# Walther P22q With Laser



## Keraidy (Dec 17, 2021)

First of all, I'm so happy to be in this forum. I just received today a new Walther P22q with Laser. I've been searching online for over a week for a holster to contain my pistol with laser installed. Any suggestions please 

Thank you in advance 
Ed


----------



## Goldwing (Nov 5, 2014)

Keraidy said:


> First of all, I'm so happy to be in this forum. I just received today a new Walther P22q with Laser. I've been searching online for over a week for a holster to contain my pistol with laser installed.

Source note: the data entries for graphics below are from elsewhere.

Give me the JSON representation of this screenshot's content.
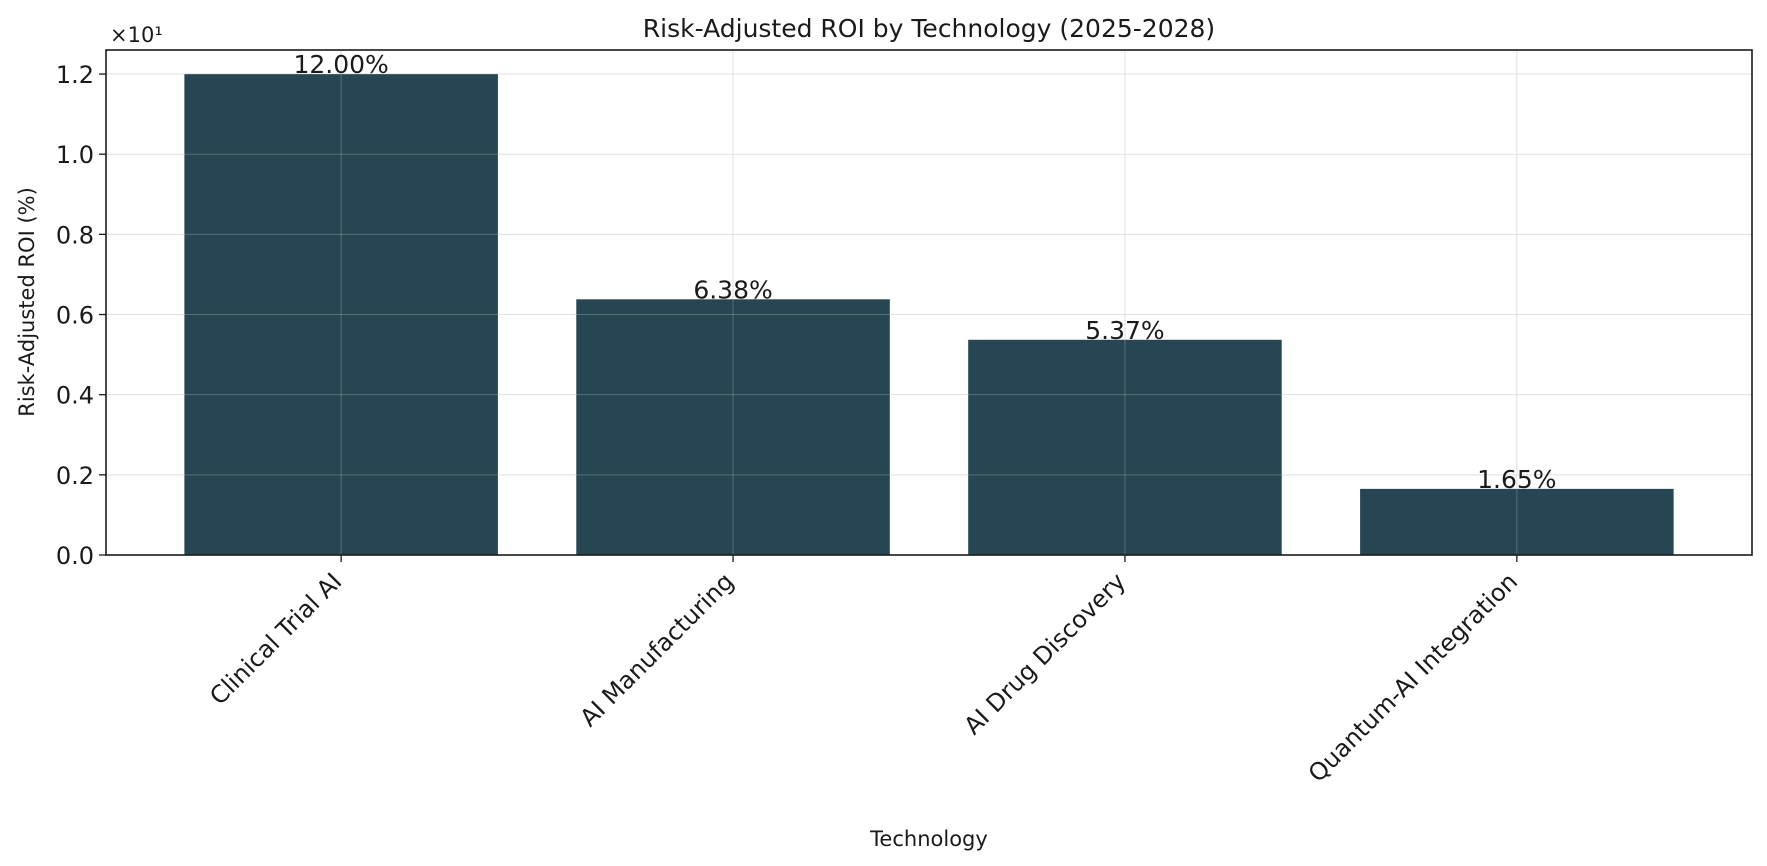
{
  "chart_data": {
    "type": "bar",
    "title": "Risk-Adjusted ROI by Technology (2025-2028)",
    "xlabel": "Technology",
    "ylabel": "Risk-Adjusted ROI (%)",
    "y_multiplier_label": "×10¹",
    "categories": [
      "Clinical Trial AI",
      "AI Manufacturing",
      "AI Drug Discovery",
      "Quantum-AI Integration"
    ],
    "values": [
      12.0,
      6.38,
      5.37,
      1.65
    ],
    "value_labels": [
      "12.00%",
      "6.38%",
      "5.37%",
      "1.65%"
    ],
    "y_tick_labels": [
      "0.0",
      "0.2",
      "0.4",
      "0.6",
      "0.8",
      "1.0",
      "1.2"
    ],
    "y_tick_values": [
      0,
      2,
      4,
      6,
      8,
      10,
      12
    ],
    "ylim": [
      0,
      12.6
    ],
    "grid": true,
    "bar_color": "#264653"
  }
}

Any suggestions please
> 
> Thank you in advance
> Ed


For leather I recommend Craft Holster. 


Craft Holster - Google Search


Al and his crew have made custom holsters for me and I was very pleased. I have some mag pouches on the way now as a matter of fact.
If Kydex is your flavor, Outlaw Holster is a good source. I have a light bearing Kydex unit that I like from them.


----------



## Keraidy (Dec 17, 2021)

Goldwing said:


> For leather I recommend Craft Holster.
> 
> 
> Craft Holster - Google Search
> ...


Thanks a lot 🙏


Goldwing said:


> For leather I recommend Craft Holster.
> 
> 
> Craft Holster - Google Search
> ...


Thanks a lot


----------



## berettatoter (Sep 1, 2011)

Congratulations on your new P22q! Let us know how it shoots.


----------



## Keraidy (Dec 17, 2021)

berettatoter said:


> Congratulations on your new P22q! Let us know how it shoots.


Will try it tomorrow 🤗🤗🤗


----------